1848 – 1907
Industrial Revolution II

Millais' The Vale of Rest

Sir John Everett Millais, The Vale of Rest: where the weary find repose, 1858 (partially repainted 1862), oil on canvas, 40 1/2 x 68 inches (Tate Britain, London)

Speakers: Dr. Beth Harris and Dr. Steven Zucker 

Inspired by the Sunset
An October sunset was the inspiration for the evocative The Vale of Rest by John Everett Millais. In the foreground, two nuns in the graveyard, one digging and one looking out at the viewer, serve as a counterpoint to the colorful display of nature in the background. The scene is peaceful, tranquil, and without the explicit narrative often found in Victorian paintings (think about Hunt's Awakening Conscience for example), but it is nonetheless rich in symbolism. The artist himself stated that this was his favorite painting. 

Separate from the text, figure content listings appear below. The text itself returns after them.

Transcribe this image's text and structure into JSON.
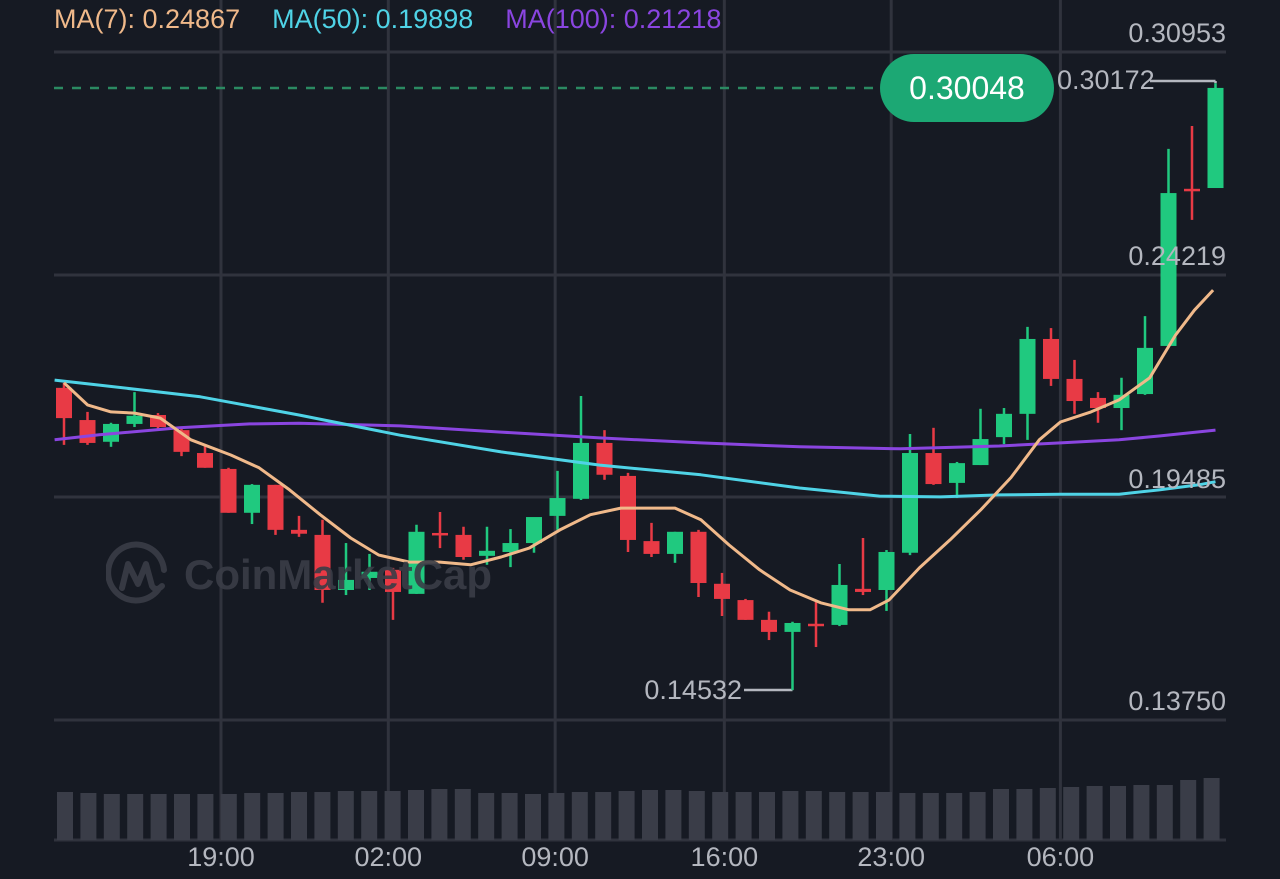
{
  "legend": {
    "ma7": {
      "label": "MA(7): 0.24867",
      "color": "#f0b98a"
    },
    "ma50": {
      "label": "MA(50): 0.19898",
      "color": "#4fd3e6"
    },
    "ma100": {
      "label": "MA(100): 0.21218",
      "color": "#8a45e0"
    }
  },
  "current_price": "0.30048",
  "watermark": "CoinMarketCap",
  "colors": {
    "up": "#20c97f",
    "down": "#e83a45",
    "grid": "#30333d",
    "volume": "#3a3d48"
  },
  "chart_data": {
    "type": "candlestick",
    "title": "",
    "y_axis_labels": [
      "0.30953",
      "0.24219",
      "0.19485",
      "0.13750"
    ],
    "x_ticks": [
      {
        "label": "19:00",
        "t": 6.68
      },
      {
        "label": "02:00",
        "t": 13.8
      },
      {
        "label": "09:00",
        "t": 20.9
      },
      {
        "label": "16:00",
        "t": 28.1
      },
      {
        "label": "23:00",
        "t": 35.2
      },
      {
        "label": "06:00",
        "t": 42.4
      }
    ],
    "max_marker": {
      "label": "0.30172",
      "price": 0.30172,
      "t": 49
    },
    "min_marker": {
      "label": "0.14532",
      "price": 0.14532,
      "t": 31
    },
    "last_price": 0.30048,
    "candles": [
      [
        0.2232,
        0.2245,
        0.2085,
        0.2154
      ],
      [
        0.2149,
        0.217,
        0.2085,
        0.209
      ],
      [
        0.2093,
        0.2142,
        0.208,
        0.2139
      ],
      [
        0.2139,
        0.2221,
        0.2131,
        0.216
      ],
      [
        0.2162,
        0.2167,
        0.2123,
        0.2131
      ],
      [
        0.2123,
        0.2129,
        0.2056,
        0.2067
      ],
      [
        0.2064,
        0.2087,
        0.2026,
        0.2026
      ],
      [
        0.2023,
        0.2026,
        0.191,
        0.191
      ],
      [
        0.191,
        0.1984,
        0.1881,
        0.1982
      ],
      [
        0.1982,
        0.1982,
        0.1853,
        0.1866
      ],
      [
        0.1866,
        0.1902,
        0.1848,
        0.1856
      ],
      [
        0.1853,
        0.1892,
        0.1678,
        0.1711
      ],
      [
        0.1711,
        0.1832,
        0.1698,
        0.1737
      ],
      [
        0.1742,
        0.1804,
        0.1711,
        0.1758
      ],
      [
        0.1763,
        0.1768,
        0.1634,
        0.1706
      ],
      [
        0.1701,
        0.1879,
        0.1701,
        0.1861
      ],
      [
        0.1858,
        0.1912,
        0.1819,
        0.1856
      ],
      [
        0.1853,
        0.1874,
        0.1789,
        0.1796
      ],
      [
        0.1799,
        0.1874,
        0.1776,
        0.1812
      ],
      [
        0.1809,
        0.1868,
        0.177,
        0.1832
      ],
      [
        0.1832,
        0.1897,
        0.1807,
        0.1899
      ],
      [
        0.1902,
        0.2018,
        0.1866,
        0.1948
      ],
      [
        0.1946,
        0.2211,
        0.1943,
        0.209
      ],
      [
        0.209,
        0.2123,
        0.1995,
        0.2008
      ],
      [
        0.2005,
        0.2013,
        0.1809,
        0.184
      ],
      [
        0.1837,
        0.1884,
        0.1796,
        0.1804
      ],
      [
        0.1804,
        0.1861,
        0.1781,
        0.1861
      ],
      [
        0.1861,
        0.1866,
        0.1693,
        0.1729
      ],
      [
        0.1727,
        0.1755,
        0.1644,
        0.1688
      ],
      [
        0.1685,
        0.1688,
        0.1634,
        0.1634
      ],
      [
        0.1634,
        0.1655,
        0.1582,
        0.1603
      ],
      [
        0.1603,
        0.1629,
        0.1453,
        0.1626
      ],
      [
        0.1624,
        0.168,
        0.1564,
        0.1618
      ],
      [
        0.1621,
        0.1778,
        0.1618,
        0.1724
      ],
      [
        0.1714,
        0.1845,
        0.1698,
        0.1706
      ],
      [
        0.1711,
        0.1814,
        0.1657,
        0.1809
      ],
      [
        0.1807,
        0.2113,
        0.1801,
        0.2064
      ],
      [
        0.2064,
        0.2129,
        0.1982,
        0.1984
      ],
      [
        0.1987,
        0.2041,
        0.1948,
        0.2038
      ],
      [
        0.2033,
        0.2178,
        0.2033,
        0.21
      ],
      [
        0.2105,
        0.218,
        0.2087,
        0.2165
      ],
      [
        0.2165,
        0.2389,
        0.2098,
        0.2358
      ],
      [
        0.2358,
        0.2386,
        0.2237,
        0.2255
      ],
      [
        0.2255,
        0.2304,
        0.2165,
        0.2198
      ],
      [
        0.2206,
        0.2221,
        0.2142,
        0.218
      ],
      [
        0.218,
        0.2258,
        0.2123,
        0.2214
      ],
      [
        0.2216,
        0.2417,
        0.2214,
        0.2335
      ],
      [
        0.234,
        0.2848,
        0.234,
        0.2734
      ],
      [
        0.2745,
        0.2907,
        0.2665,
        0.2742
      ],
      [
        0.2747,
        0.3017,
        0.2747,
        0.3005
      ]
    ],
    "candle_format": [
      "open",
      "high",
      "low",
      "close"
    ],
    "volume": [
      48,
      47,
      46,
      46,
      46,
      46,
      46,
      46,
      47,
      47,
      48,
      48,
      49,
      49,
      49,
      50,
      51,
      51,
      47,
      47,
      46,
      47,
      48,
      48,
      49,
      50,
      50,
      49,
      48,
      48,
      48,
      49,
      49,
      48,
      48,
      48,
      47,
      47,
      47,
      48,
      51,
      51,
      52,
      53,
      54,
      54,
      55,
      55,
      60,
      62
    ],
    "series": [
      {
        "name": "MA(7)",
        "points": [
          [
            0,
            0.2245
          ],
          [
            1,
            0.2188
          ],
          [
            2,
            0.217
          ],
          [
            3,
            0.2167
          ],
          [
            4.1,
            0.2154
          ],
          [
            5.4,
            0.2098
          ],
          [
            7.1,
            0.2059
          ],
          [
            8.3,
            0.2026
          ],
          [
            9.6,
            0.1969
          ],
          [
            10.9,
            0.1905
          ],
          [
            12.2,
            0.1845
          ],
          [
            13.4,
            0.1801
          ],
          [
            14.7,
            0.1783
          ],
          [
            16,
            0.1783
          ],
          [
            17.3,
            0.1776
          ],
          [
            18.6,
            0.1796
          ],
          [
            19.8,
            0.1819
          ],
          [
            21.1,
            0.1866
          ],
          [
            22.4,
            0.1905
          ],
          [
            23.7,
            0.1922
          ],
          [
            26,
            0.1922
          ],
          [
            27.1,
            0.1892
          ],
          [
            28.3,
            0.1827
          ],
          [
            29.6,
            0.1763
          ],
          [
            30.9,
            0.1711
          ],
          [
            32.2,
            0.1678
          ],
          [
            33.4,
            0.166
          ],
          [
            34.3,
            0.166
          ],
          [
            35.1,
            0.1685
          ],
          [
            36.4,
            0.1768
          ],
          [
            37.7,
            0.184
          ],
          [
            39,
            0.1917
          ],
          [
            40.3,
            0.2001
          ],
          [
            41.5,
            0.2098
          ],
          [
            42.4,
            0.2144
          ],
          [
            43.7,
            0.217
          ],
          [
            44.9,
            0.2201
          ],
          [
            46.2,
            0.2258
          ],
          [
            47.3,
            0.2368
          ],
          [
            48.1,
            0.2432
          ],
          [
            48.9,
            0.2484
          ]
        ]
      },
      {
        "name": "MA(50)",
        "points": [
          [
            -0.4,
            0.2252
          ],
          [
            1.5,
            0.2239
          ],
          [
            5.8,
            0.2209
          ],
          [
            10,
            0.2162
          ],
          [
            14.3,
            0.211
          ],
          [
            18.6,
            0.2067
          ],
          [
            22.8,
            0.2033
          ],
          [
            27.1,
            0.2008
          ],
          [
            31.3,
            0.1974
          ],
          [
            34.7,
            0.1953
          ],
          [
            37.3,
            0.1951
          ],
          [
            39.8,
            0.1956
          ],
          [
            42.4,
            0.1958
          ],
          [
            44.9,
            0.1958
          ],
          [
            46.6,
            0.1969
          ],
          [
            48.3,
            0.1982
          ],
          [
            49,
            0.199
          ]
        ]
      },
      {
        "name": "MA(100)",
        "points": [
          [
            -0.4,
            0.2098
          ],
          [
            1.5,
            0.2111
          ],
          [
            4.9,
            0.2129
          ],
          [
            7.9,
            0.2139
          ],
          [
            10,
            0.2141
          ],
          [
            14.3,
            0.2134
          ],
          [
            18.6,
            0.2118
          ],
          [
            22.8,
            0.2103
          ],
          [
            27.1,
            0.209
          ],
          [
            31.3,
            0.208
          ],
          [
            35.6,
            0.2075
          ],
          [
            39.8,
            0.2082
          ],
          [
            42.4,
            0.209
          ],
          [
            44.9,
            0.2098
          ],
          [
            46.6,
            0.2108
          ],
          [
            49,
            0.2123
          ]
        ]
      }
    ]
  }
}
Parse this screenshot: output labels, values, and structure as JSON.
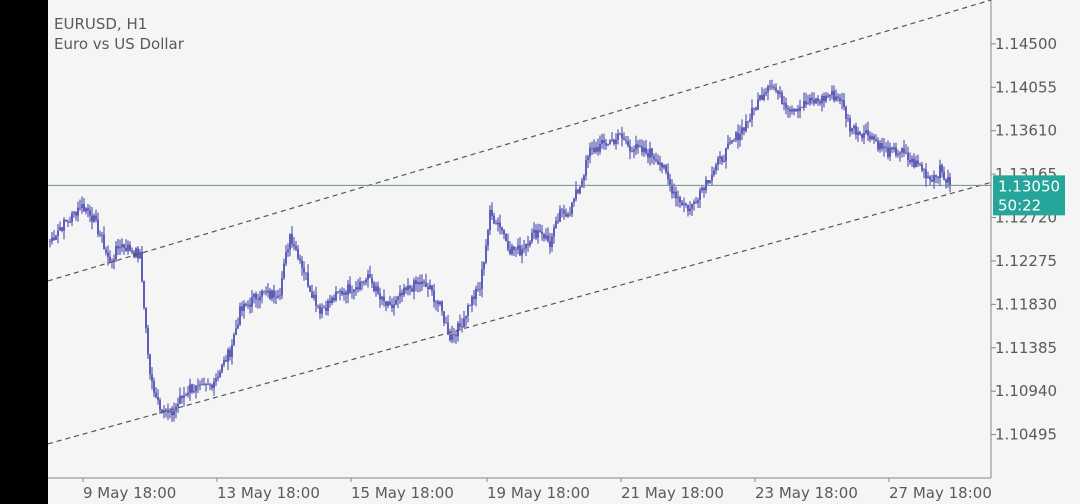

Millais, SpringA Theme of Mortality & the Cycles of Nature
Millais apparently thought of the painting as a companion to his painting Spring (1856-9, image right, today in the Lady Lever Art Gallery, Liverpool), also first exhibited at the Royal Academy in 1859. Both together and separately, the two pictures relate to the traditional theme of mortality and the cycles of nature. The autumn setting of The Vale of Rest emphasizes the annual reminder of death in the falling foliage and shortened hours of daylight. This feeling is emphasized by the two nuns, one vigorously digging a grave and the other who prominently wears a rosary attached to a skull. The quiet of the scene is marred only by the sound of the shovel as it hits the dirt. 

Painted out-of-doors
Although we often associate artists painting outdoors to capture the effects of light with Monet, Renoir and the Impressionist group, the Pre-Raphaelites also painted outdoors. The background of this painting is the garden of Millais' in-laws home in Perth, Scotland, except, of course, for the gravestones, which were painted in Kinnoull churchyard, Perth. According to a long description of the production of the painting by his wife, Effie and recorded by their son J.G. Millais, “the sunsets were lovely for two or three nights . . .  the effect lasted so short a time that he had to paint like lightning.” In a letter to William Holman Hunt, Millais tells his friend that he was painting the picture, figures and all, outdoors, despite the fact that it was extremely cold. 

Growing Success
In many of the paintings completed after The Vale of Rest, Millais began to move towards more saleable pictures. Although he had moved to Scotland after his marriage in July 1855, Millais and family returned to London in 1861, and many have argued that the change in his work reflects the need to support his growing family. He was to be increasingly successful, being elected RA (Royal Academician) in 1863 and ultimately serving as the President of the Royal Academy, although briefly, from early 1896 until his death in August of that year. In 1885 Millais also had the distinction of being the first artist to be created a baronet. 

The Vale of Rest is a transitional work in Victorian art. The attention to detail and truth to nature are firmly rooted in Pre-Raphaelitism, while the lack of a clear subject relates to the new ideas of the Aesthetic Movement and the concept of art for arts sake, which was to become so prominent in the 1860s and 70s. The quiet and contemplative mood of the painting encourages the viewer to enjoy the beauty of nature, while, perhaps, also pondering our own immortality.